Dördüncü Fıkrasının İlk Cümlesinin Anayasa'ya Aykırılığı
15.1.2009 tarih ve 5831 sayılı Tapu Kanunu ve Bazı Kanunlarda
Değişiklik Yapılmasına Dair Kanununun 8 inci maddesi ile 21.6.1987 tarihli ve
3402 sayılı Kadastro Kanununa eklenen ek madde 4'ün birinci fıkrasının iptali
istenen tümcesi ile anılan maddenin dördüncü fıkrasının ilk cümlesi; getirilen
bu düzenlemeyle güdülen saklı amacın ortaya konulmasında birbirini tamamlayan
bir nitelik taşıdıklarından bu kuralların Anayasa'ya aykırılık gerekçelerinin
de, ortak başlık altında açıklanması zorunlu görülmüştür.

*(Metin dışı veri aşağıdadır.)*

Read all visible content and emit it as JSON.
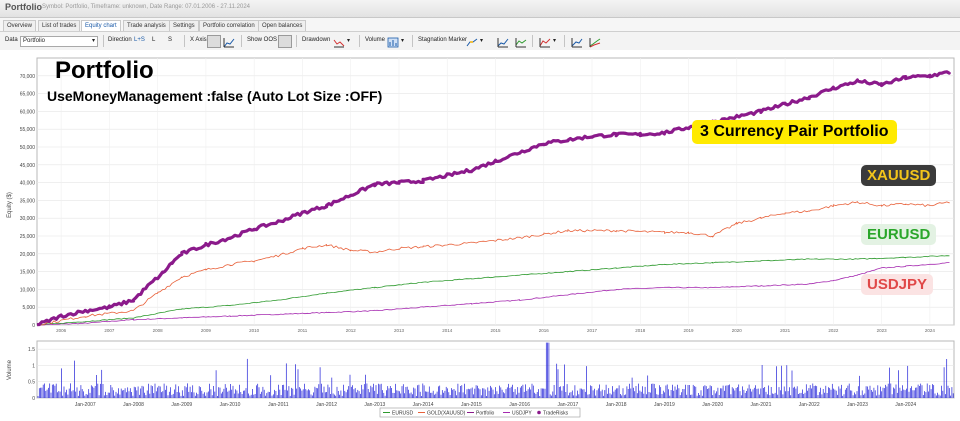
{
  "window": {
    "title": "Portfolio",
    "subtitle": "Symbol: Portfolio, Timeframe: unknown, Date Range: 07.01.2006 - 27.11.2024"
  },
  "tabs": [
    "Overview",
    "List of trades",
    "Equity chart",
    "Trade analysis",
    "Settings",
    "Portfolio correlation",
    "Open balances"
  ],
  "active_tab": "Equity chart",
  "toolbar": {
    "data_label": "Data",
    "data_value": "Portfolio",
    "direction_label": "Direction",
    "direction_opts": [
      "L+S",
      "L",
      "S"
    ],
    "xaxis_label": "X Axis",
    "showoos_label": "Show OOS",
    "drawdown_label": "Drawdown",
    "volume_label": "Volume",
    "stagnation_label": "Stagnation Marker"
  },
  "overlay": {
    "title": "Portfolio",
    "subtitle": "UseMoneyManagement :false (Auto Lot Size :OFF)",
    "badge_portfolio": "3 Currency Pair Portfolio",
    "badge_xauusd": "XAUUSD",
    "badge_eurusd": "EURUSD",
    "badge_usdjpy": "USDJPY"
  },
  "colors": {
    "portfolio": "#8b1a8b",
    "xauusd": "#e8613a",
    "eurusd": "#2e9a2e",
    "usdjpy": "#a52ab0",
    "volume": "#1f1fd8",
    "badge_yellow": "#ffea00"
  },
  "chart_data": [
    {
      "type": "line",
      "ylabel": "Equity ($)",
      "ylim": [
        0,
        75000
      ],
      "yticks": [
        0,
        5000,
        10000,
        15000,
        20000,
        25000,
        30000,
        35000,
        40000,
        45000,
        50000,
        55000,
        60000,
        65000,
        70000
      ],
      "ytick_labels": [
        "0",
        "5,000",
        "10,000",
        "15,000",
        "20,000",
        "25,000",
        "30,000",
        "35,000",
        "40,000",
        "45,000",
        "50,000",
        "55,000",
        "60,000",
        "65,000",
        "70,000"
      ],
      "xlim": [
        2006.0,
        2025.0
      ],
      "xtick_years": [
        2006,
        2007,
        2008,
        2009,
        2010,
        2011,
        2012,
        2013,
        2014,
        2015,
        2016,
        2017,
        2018,
        2019,
        2020,
        2021,
        2022,
        2023,
        2024
      ],
      "xtick_labels": [
        "2006",
        "2007",
        "2008",
        "2009",
        "2010",
        "2011",
        "2012",
        "2013",
        "2014",
        "2015",
        "2016",
        "2017",
        "2018",
        "2019",
        "2020",
        "2021",
        "2022",
        "2023",
        "2024"
      ],
      "grid": true,
      "series": [
        {
          "name": "Portfolio",
          "x": [
            2006.0,
            2006.5,
            2007.0,
            2007.5,
            2008.0,
            2008.3,
            2008.6,
            2008.8,
            2009.0,
            2009.5,
            2010.0,
            2010.5,
            2011.0,
            2011.5,
            2012.0,
            2012.5,
            2013.0,
            2013.5,
            2014.0,
            2014.5,
            2015.0,
            2015.5,
            2016.0,
            2016.5,
            2017.0,
            2017.5,
            2018.0,
            2018.5,
            2019.0,
            2019.5,
            2020.0,
            2020.5,
            2021.0,
            2021.5,
            2022.0,
            2022.5,
            2023.0,
            2023.5,
            2024.0,
            2024.5,
            2024.9
          ],
          "values": [
            0,
            2500,
            4000,
            5000,
            7000,
            11000,
            14500,
            17500,
            20000,
            22500,
            24500,
            27000,
            29000,
            31500,
            33500,
            36500,
            39500,
            40000,
            40500,
            42000,
            43500,
            46000,
            48500,
            51000,
            52000,
            53000,
            53500,
            53500,
            54000,
            55500,
            57000,
            58500,
            60000,
            62000,
            64000,
            66500,
            68500,
            67500,
            69500,
            70000,
            71000
          ]
        },
        {
          "name": "GOLD(XAUUSD)",
          "x": [
            2006.0,
            2007.0,
            2008.0,
            2008.5,
            2009.0,
            2009.5,
            2010.0,
            2010.5,
            2011.0,
            2011.5,
            2012.0,
            2012.5,
            2013.0,
            2013.5,
            2014.0,
            2015.0,
            2016.0,
            2016.5,
            2017.0,
            2018.0,
            2019.0,
            2019.5,
            2020.0,
            2020.5,
            2021.0,
            2021.5,
            2022.0,
            2022.5,
            2023.0,
            2023.5,
            2024.0,
            2024.5,
            2024.9
          ],
          "values": [
            0,
            2500,
            4000,
            9000,
            13500,
            15500,
            17000,
            18000,
            19500,
            21500,
            22500,
            21000,
            20500,
            21500,
            22000,
            23000,
            24500,
            25500,
            26500,
            26500,
            26000,
            26000,
            25000,
            28500,
            30000,
            31500,
            32000,
            33500,
            34500,
            33500,
            34000,
            33500,
            34500
          ]
        },
        {
          "name": "EURUSD",
          "x": [
            2006.0,
            2007.0,
            2008.0,
            2009.0,
            2010.0,
            2011.0,
            2012.0,
            2013.0,
            2014.0,
            2015.0,
            2016.0,
            2017.0,
            2018.0,
            2019.0,
            2020.0,
            2021.0,
            2022.0,
            2023.0,
            2024.0,
            2024.9
          ],
          "values": [
            0,
            1000,
            2000,
            4500,
            5500,
            7000,
            9000,
            10500,
            12000,
            13000,
            14000,
            15000,
            16000,
            17000,
            17500,
            18000,
            18500,
            18500,
            19000,
            19500
          ]
        },
        {
          "name": "USDJPY",
          "x": [
            2006.0,
            2007.0,
            2008.0,
            2009.0,
            2010.0,
            2011.0,
            2012.0,
            2013.0,
            2014.0,
            2015.0,
            2016.0,
            2017.0,
            2018.0,
            2019.0,
            2020.0,
            2021.0,
            2022.0,
            2022.5,
            2023.0,
            2023.5,
            2024.0,
            2024.9
          ],
          "values": [
            0,
            500,
            1500,
            2000,
            2500,
            3000,
            3500,
            4000,
            5000,
            6000,
            7000,
            8500,
            10000,
            10500,
            10500,
            11000,
            11500,
            12500,
            14000,
            16000,
            16500,
            17500
          ]
        }
      ]
    },
    {
      "type": "bar",
      "ylabel": "Volume",
      "ylim": [
        0,
        1.75
      ],
      "yticks": [
        0,
        0.5,
        1.0,
        1.5
      ],
      "ytick_labels": [
        "0",
        "0.5",
        "1",
        "1.5"
      ],
      "xlim": [
        2006.0,
        2025.0
      ],
      "xtick_labels": [
        "Jan-2007",
        "Jan-2008",
        "Jan-2009",
        "Jan-2010",
        "Jan-2011",
        "Jan-2012",
        "Jan-2013",
        "Jan-2014",
        "Jan-2015",
        "Jan-2016",
        "Jan-2017",
        "Jan-2018",
        "Jan-2019",
        "Jan-2020",
        "Jan-2021",
        "Jan-2022",
        "Jan-2023",
        "Jan-2024"
      ],
      "typical_value": 0.3,
      "max_value": 1.7
    }
  ],
  "legend": [
    "EURUSD",
    "GOLD(XAUUSD)",
    "Portfolio",
    "USDJPY",
    "TradeRisks"
  ]
}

Anayasa'nın 'Orman köylüsünün korunması' başlıklı 170 inci
maddesinde, ormanlar içinde veya bitişiğindeki köyler halkının kalkındırılması,
ormanların ve orman bütünlüğünün korunması bakımından, ormanın gözetilmesi ve
işletilmesinde Devletle bu halkın işbirliğini sağlayıcı tedbirlerin
alınacağını, 31.12.1981 tarihinden önce bilim ve fen bakımından orman
niteliğini tamamen kaybetmiş yerlerin değerlendirilmesi, bilim ve fen
bakımından orman olarak muhafazasında yarar görülmeyen yerlerin tespiti ve
orman sınırlan dışına çıkartılması orman içindeki köyler halkının kısmen veya
tamamen bu yerlere yerleştirilmesi için Devlet eliyle anılan yerlerin ihya
edilerek Yasa'yla bu halkın yararlanmasına tahsis edileceği öngörülmüştür.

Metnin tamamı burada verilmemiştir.